- Directed by: Lee Ki-wook
- Story by: Lee Ki-wook
- Starring: Ma Dong-seok;
- Release date: 16 January 2014;
- Country: South Korea

= Murderer (2014 film) =

2014 South Korean film

Murderer (살인자) is a 2014 South Korean thriller film directed and written by Lee Ki-wook. The film was theatrically released on 16 January 2014.

It revolves around Joo-hyeop, a secret serial killer, who resolves to eliminate the only person who knows his true identity — his son's newfound friend.

==Premise==
In a quiet countryside, Joo-hyeop, concealing his dark past as a serial killer, watches anxiously as his son befriends a girl who unwittingly discovers his true identity. Fearing exposure, Joo-hyeop makes a chilling decision: the girl must be silenced to protect his fragile new life with his son.
== Cast ==
- Ma Dong-seok
- Ahn Do-gyu
- Kim Hyun-soo
- Kim Min-seo

== Production ==
The film is based on the real case of the serial killer Kang Ho-soon.

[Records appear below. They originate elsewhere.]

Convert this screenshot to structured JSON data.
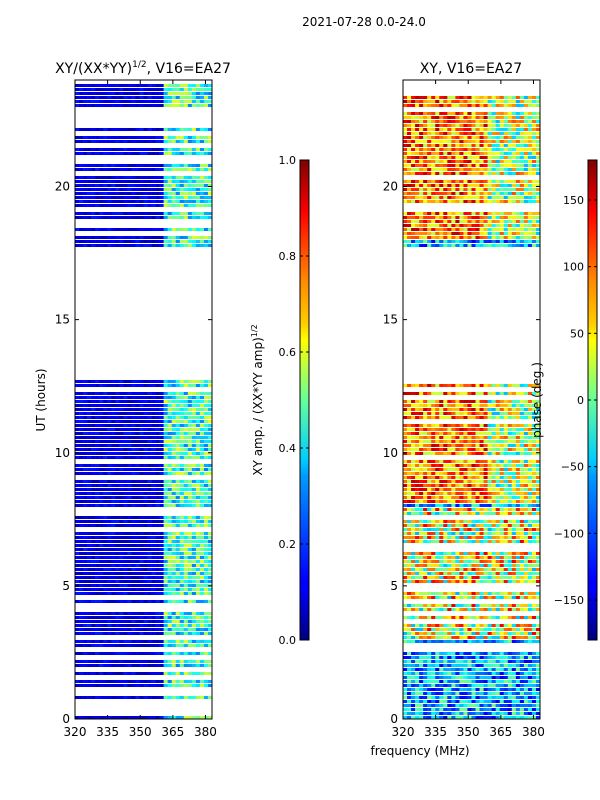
{
  "suptitle": "2021-07-28 0.0-24.0",
  "xlabel": "frequency (MHz)",
  "chart_data": [
    {
      "type": "heatmap",
      "title": "XY/(XX*YY)",
      "title_sup": "1/2",
      "title_suffix": ", V16=EA27",
      "ylabel": "UT (hours)",
      "xlim": [
        320,
        383
      ],
      "ylim": [
        0,
        24
      ],
      "xticks": [
        320,
        335,
        350,
        365,
        380
      ],
      "yticks": [
        0,
        5,
        10,
        15,
        20
      ],
      "data_gap_hours": [
        17.7,
        12.8
      ],
      "colorbar": {
        "label": "XY amp. / (XX*YY amp)",
        "label_sup": "1/2",
        "range": [
          0.0,
          1.0
        ],
        "ticks": [
          "0.0",
          "0.2",
          "0.4",
          "0.6",
          "0.8",
          "1.0"
        ],
        "colormap": "jet"
      }
    },
    {
      "type": "heatmap",
      "title": "XY, V16=EA27",
      "ylabel": "",
      "xlim": [
        320,
        383
      ],
      "ylim": [
        0,
        24
      ],
      "xticks": [
        320,
        335,
        350,
        365,
        380
      ],
      "yticks": [
        0,
        5,
        10,
        15,
        20
      ],
      "data_gap_hours": [
        17.7,
        12.8
      ],
      "colorbar": {
        "label": "phase (deg.)",
        "range": [
          -180,
          180
        ],
        "ticks": [
          "-150",
          "-100",
          "-50",
          "0",
          "50",
          "100",
          "150"
        ],
        "colormap": "jet"
      }
    }
  ]
}
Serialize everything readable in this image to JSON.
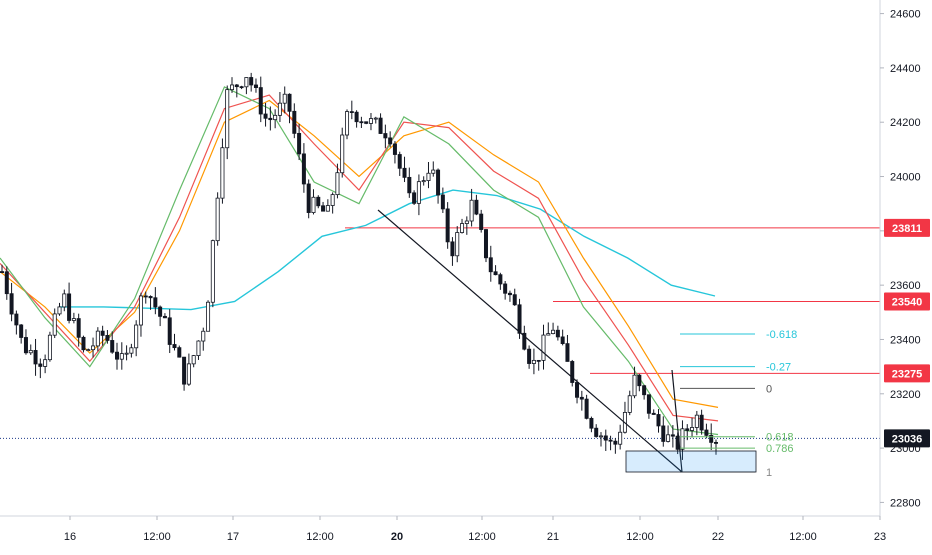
{
  "chart_data": {
    "type": "candlestick",
    "title": "",
    "xlabel": "",
    "ylabel": "",
    "ylim": [
      22750,
      24650
    ],
    "grid": false,
    "y_ticks": [
      "24600",
      "24400",
      "24200",
      "24000",
      "23800",
      "23600",
      "23400",
      "23200",
      "23000",
      "22800"
    ],
    "x_ticks": [
      "16",
      "12:00",
      "17",
      "12:00",
      "20",
      "12:00",
      "21",
      "12:00",
      "22",
      "12:00",
      "23"
    ],
    "bold_x_ticks": [
      "20"
    ],
    "price_badges": [
      {
        "label": "23811",
        "value": 23811,
        "color": "#f23645"
      },
      {
        "label": "23540",
        "value": 23540,
        "color": "#f23645"
      },
      {
        "label": "23275",
        "value": 23275,
        "color": "#f23645"
      },
      {
        "label": "23036",
        "value": 23036,
        "color": "#131722"
      }
    ],
    "horizontal_levels": [
      23811,
      23540,
      23275
    ],
    "last_price": 23036,
    "fib_levels": [
      {
        "label": "-0.618",
        "value": 23420,
        "color": "#26c6da"
      },
      {
        "label": "-0.27",
        "value": 23300,
        "color": "#26c6da"
      },
      {
        "label": "0",
        "value": 23220,
        "color": "#555555"
      },
      {
        "label": "0.618",
        "value": 23042,
        "color": "#66bb6a"
      },
      {
        "label": "0.786",
        "value": 23000,
        "color": "#66bb6a"
      },
      {
        "label": "1",
        "value": 22912,
        "color": "#888888"
      }
    ],
    "series": [
      {
        "name": "",
        "color": "#26c6da",
        "values": [
          23520,
          23520,
          23515,
          23510,
          23540,
          23650,
          23780,
          23820,
          23900,
          23950,
          23930,
          23880,
          23780,
          23700,
          23600,
          23560
        ]
      },
      {
        "name": "",
        "color": "#ff9800",
        "values": [
          23650,
          23520,
          23350,
          23500,
          23800,
          24200,
          24280,
          24150,
          24000,
          24150,
          24200,
          24080,
          23980,
          23700,
          23450,
          23180,
          23150
        ]
      },
      {
        "name": "",
        "color": "#ef5350",
        "values": [
          23680,
          23500,
          23320,
          23520,
          23850,
          24250,
          24300,
          24120,
          23950,
          24200,
          24180,
          24020,
          23920,
          23620,
          23380,
          23120,
          23100
        ]
      },
      {
        "name": "",
        "color": "#66bb6a",
        "values": [
          23700,
          23480,
          23300,
          23550,
          23950,
          24330,
          24250,
          23980,
          23900,
          24220,
          24120,
          23950,
          23850,
          23520,
          23320,
          23070,
          23050
        ]
      }
    ],
    "price_path": [
      23650,
      23380,
      23320,
      23560,
      23350,
      23420,
      23300,
      23600,
      23450,
      23250,
      23480,
      24300,
      24380,
      24200,
      24280,
      23900,
      23860,
      24250,
      24200,
      24160,
      23900,
      24050,
      23720,
      23900,
      23650,
      23550,
      23300,
      23450,
      23250,
      23080,
      23000,
      23250,
      23100,
      23000,
      23120,
      23036
    ]
  }
}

Lee Ki-Wook, however, explained at the release of the film: "I wasn't trying to tell a story about a murderer. The extreme metaphor of a bad adult was a murderer. Above all, I wanted to tell the story of innocent children who have to grow up under bad adults. This is a movie that started with the question of how an innocent son with a murderer father can accept his fate and how he can escape that fate."

== Reception ==
The film mainly attracted attention in relation to the real events depicted, according to The Chosun Ibo, that commented "Ironically, the role of the murderer in Murderer was played by Ma Dong-seok, who had mainly played detective roles so far."

"Based on the motif of the contradictory fatherly love of wanting to remain a good father to his son while committing a cruel crime, the film was completed with the even more powerful setting that the only girl who knows the identity of the killer happens to be his son's most precious friend. Murderer thus attracts attention by presenting a different perspective on serial killers", stated WowTv Korea.